If we continue on our present path, there is a real danger of us enjoying the dubious distinction of being the first generation to annihilate ourselves . . . and our planet! Our irresponsible thoughts, decisions, and actions can have cataclysmic effects.

Whether it is ascending temperatures on our planet, or ascending temperatures within ourselves, we are on a parallel path to destruction. Instead of whining “Something must be done,” we must state, “I must do something!”

We need to exhibit self-leadership . . . towards the best interests of humankind. It will multiply into a fresh consciousness, one worthy of us dispensing love and light across the planet.

A shortage of fuel is not as critical as a shortage of wisdom! The time for burying our heads in the sand has run out. Deadlines have all too often become lines of the dead!

Our associations, internal and external, must lead us from harm to harmony. A sustainable planet requires not just economic prosperity, but also social justice and environmental well-being. These critical factors are known as “The Triple Bottom Line.”

We owe much to the Children of the Third Millennium: we are guilty of being the first generation in the history of human evolution to have robbed exponential amounts of their future. Either we move ahead, or stay dead.

The future calls upon us to learn how to learn, so that such education can trump warfare! Brain force will then have replaced brute force.

What’s to be done? Here is a capsule summary of action points that will inspire epiphanic transformations within us:

VOID: stay open, surrender to a state of vulnerability, unblocked, so that resources can flow into you; much as a vacuum attracts elements to it with great force.

ALIGN: stay aligned with the forces of nature, much as a sailor follows the wind and the current in order to get to her destination. Nature, in order to be commanded, must be obeyed.

ASK & QUESTION: Declare your needs, seek answers via insightful questions, born of commitment. Once your situation is out in the open, forces will mobilize in your favour.

EXPAND & MAXIMISE: Use every resource that is relevant to your growth as a child of Divinity. Not every growth leads to development: a garbage heap may grow, but it is not developing; you may be developing, but no longer growing. Aim to grow and develop by using all your resources boldly, intelligently, generously.

GIVE: become a conduit for goodness; whatever flows into you will multiply if you allow it to flow out of you with interest!
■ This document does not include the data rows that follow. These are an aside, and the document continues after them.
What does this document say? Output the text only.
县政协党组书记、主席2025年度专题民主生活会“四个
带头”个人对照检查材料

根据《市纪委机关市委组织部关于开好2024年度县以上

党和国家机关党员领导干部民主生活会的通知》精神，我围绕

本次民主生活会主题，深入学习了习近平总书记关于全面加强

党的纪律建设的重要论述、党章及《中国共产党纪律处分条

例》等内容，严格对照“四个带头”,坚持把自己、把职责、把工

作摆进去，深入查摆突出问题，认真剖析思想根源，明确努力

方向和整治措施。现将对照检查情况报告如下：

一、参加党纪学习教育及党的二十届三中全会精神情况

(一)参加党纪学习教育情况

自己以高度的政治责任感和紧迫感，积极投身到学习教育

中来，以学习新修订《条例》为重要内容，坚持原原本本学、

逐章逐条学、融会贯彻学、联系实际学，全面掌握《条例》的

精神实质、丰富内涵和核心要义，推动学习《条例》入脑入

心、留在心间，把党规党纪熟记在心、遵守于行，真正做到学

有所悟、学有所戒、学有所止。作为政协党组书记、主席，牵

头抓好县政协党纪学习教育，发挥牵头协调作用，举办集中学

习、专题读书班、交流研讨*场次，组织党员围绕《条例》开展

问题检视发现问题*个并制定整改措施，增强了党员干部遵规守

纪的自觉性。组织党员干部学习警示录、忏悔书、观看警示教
STAY GROUNDED & CONNECTED: The past is no more, the future is not yet. Stay in the present, grounded and connected to immediate realities. You can then guide your present good intentions towards future great outcomes.

VISUALISE YOUR VISION: Form and function follow thought and feeling. When you visualize your vision, using every sense in your being, you have closed the gap between present and future; what transpires becomes predetermined, in your favour.
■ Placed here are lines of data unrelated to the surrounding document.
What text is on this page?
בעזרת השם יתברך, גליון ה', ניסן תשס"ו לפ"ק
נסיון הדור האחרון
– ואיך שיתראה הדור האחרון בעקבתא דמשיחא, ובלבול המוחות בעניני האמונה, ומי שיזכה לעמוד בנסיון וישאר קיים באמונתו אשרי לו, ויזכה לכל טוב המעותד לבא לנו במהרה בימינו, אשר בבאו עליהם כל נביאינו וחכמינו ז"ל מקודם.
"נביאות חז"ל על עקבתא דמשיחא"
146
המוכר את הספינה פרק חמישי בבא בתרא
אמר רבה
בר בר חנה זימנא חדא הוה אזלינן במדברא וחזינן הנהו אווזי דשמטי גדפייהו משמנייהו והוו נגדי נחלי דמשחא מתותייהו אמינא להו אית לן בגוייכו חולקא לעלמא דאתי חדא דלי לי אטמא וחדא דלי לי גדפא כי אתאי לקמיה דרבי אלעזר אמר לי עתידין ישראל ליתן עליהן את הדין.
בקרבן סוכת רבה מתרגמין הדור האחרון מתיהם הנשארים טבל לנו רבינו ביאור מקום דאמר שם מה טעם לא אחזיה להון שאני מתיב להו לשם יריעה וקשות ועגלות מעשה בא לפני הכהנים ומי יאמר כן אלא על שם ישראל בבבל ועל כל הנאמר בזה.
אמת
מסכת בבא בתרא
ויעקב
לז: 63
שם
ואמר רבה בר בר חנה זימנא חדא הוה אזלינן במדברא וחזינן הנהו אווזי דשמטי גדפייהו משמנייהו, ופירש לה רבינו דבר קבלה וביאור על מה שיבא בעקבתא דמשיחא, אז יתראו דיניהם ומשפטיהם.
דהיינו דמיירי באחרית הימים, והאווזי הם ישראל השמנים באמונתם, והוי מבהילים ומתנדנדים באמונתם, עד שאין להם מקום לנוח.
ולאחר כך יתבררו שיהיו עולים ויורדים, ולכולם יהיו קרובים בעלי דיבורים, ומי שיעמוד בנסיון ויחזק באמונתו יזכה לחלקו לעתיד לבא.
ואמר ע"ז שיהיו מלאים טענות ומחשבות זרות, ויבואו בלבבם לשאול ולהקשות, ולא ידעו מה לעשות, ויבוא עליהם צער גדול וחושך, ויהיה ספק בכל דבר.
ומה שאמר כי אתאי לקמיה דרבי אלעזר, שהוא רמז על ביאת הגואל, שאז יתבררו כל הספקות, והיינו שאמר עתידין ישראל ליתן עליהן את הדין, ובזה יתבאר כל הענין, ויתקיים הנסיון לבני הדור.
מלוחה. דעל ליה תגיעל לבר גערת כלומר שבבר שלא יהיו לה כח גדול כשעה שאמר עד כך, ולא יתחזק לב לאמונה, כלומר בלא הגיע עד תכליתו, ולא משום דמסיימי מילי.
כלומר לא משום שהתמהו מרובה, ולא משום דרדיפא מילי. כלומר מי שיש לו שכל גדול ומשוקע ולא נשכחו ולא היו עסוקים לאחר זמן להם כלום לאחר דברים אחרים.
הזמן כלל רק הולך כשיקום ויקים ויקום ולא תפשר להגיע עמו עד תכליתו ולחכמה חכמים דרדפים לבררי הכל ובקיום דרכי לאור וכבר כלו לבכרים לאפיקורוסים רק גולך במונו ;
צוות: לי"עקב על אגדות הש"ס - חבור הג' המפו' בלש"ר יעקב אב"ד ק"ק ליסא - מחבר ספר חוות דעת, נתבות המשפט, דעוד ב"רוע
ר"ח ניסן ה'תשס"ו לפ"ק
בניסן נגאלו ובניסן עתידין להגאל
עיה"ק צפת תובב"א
GRATITUDE: express gratitude on a continual basis for the good and the bad that might have come your way. Good days bring forth a good mood, but bad days should challenge you to bring forth an even greater mood. Lead from your heart, and your mood will stay resurgent.
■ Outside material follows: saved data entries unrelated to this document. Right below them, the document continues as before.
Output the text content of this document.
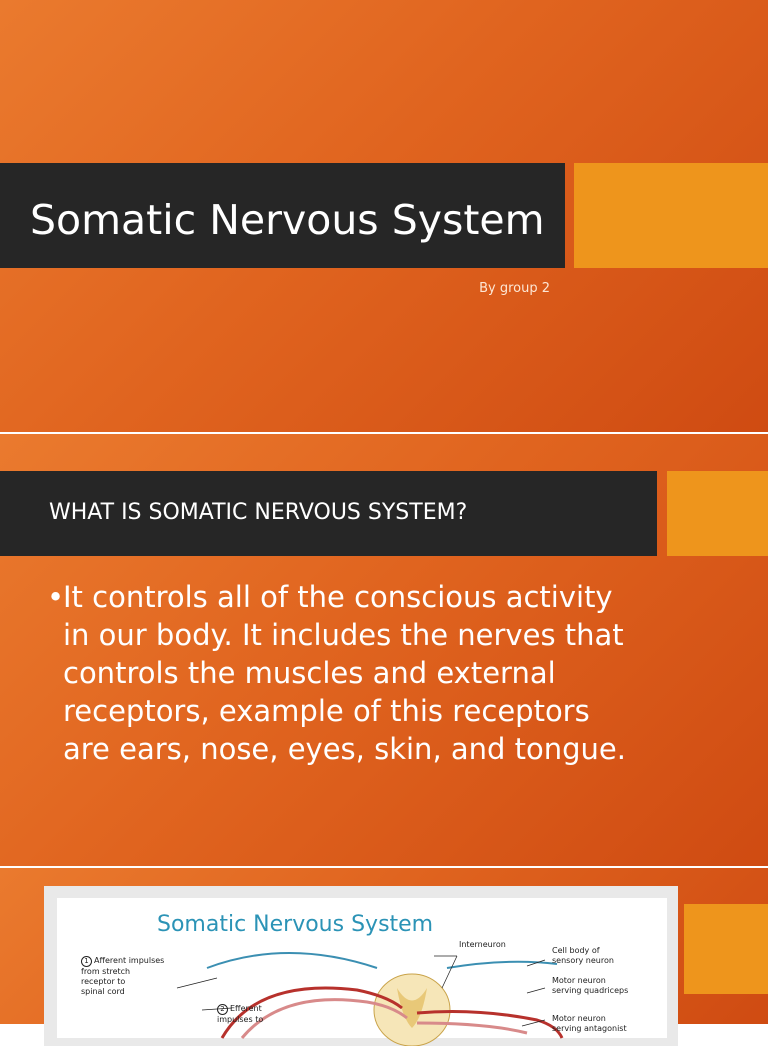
Somatic Nervous System
By group 2
WHAT IS SOMATIC NERVOUS SYSTEM?
•
It controls all of the conscious activity in our body. It includes the nerves that controls the muscles and external receptors, example of this receptors are ears, nose, eyes, skin, and tongue.
Somatic Nervous System
1 Afferent impulses
from stretch
receptor to
spinal cord
2 Efferent
impulses to
Interneuron
Cell body of
sensory neuron
Motor neuron
serving quadriceps
Motor neuron
serving antagonist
ACT to ACTIVATE: As you visualize your vision, so must you live your vision, as if it were real: metaphysical becomes physical. Becoming becomes being!

ENGAGE & RECIRCULATE: Our cosmos is systemic; the currents of life are meant to circulate, not stagnate. Once you engage, aim not to be static (like a puddle) but dynamic (like a raging river). Movement generates movement, and what you give out will come back amplified.

RECEIVE: In order to keep the circulatory circuit alive, do not just give; be equally open to receive, in order to give back more!

RECYCLE & REVITALISE: There is no waste in nature; thus, stay natural, use and recycle your resources so as to stay continually vitalised, and revitalised.

The arrow of time is a key, headed towards its lock: when opened, we shall awaken, and a new world will have come into being.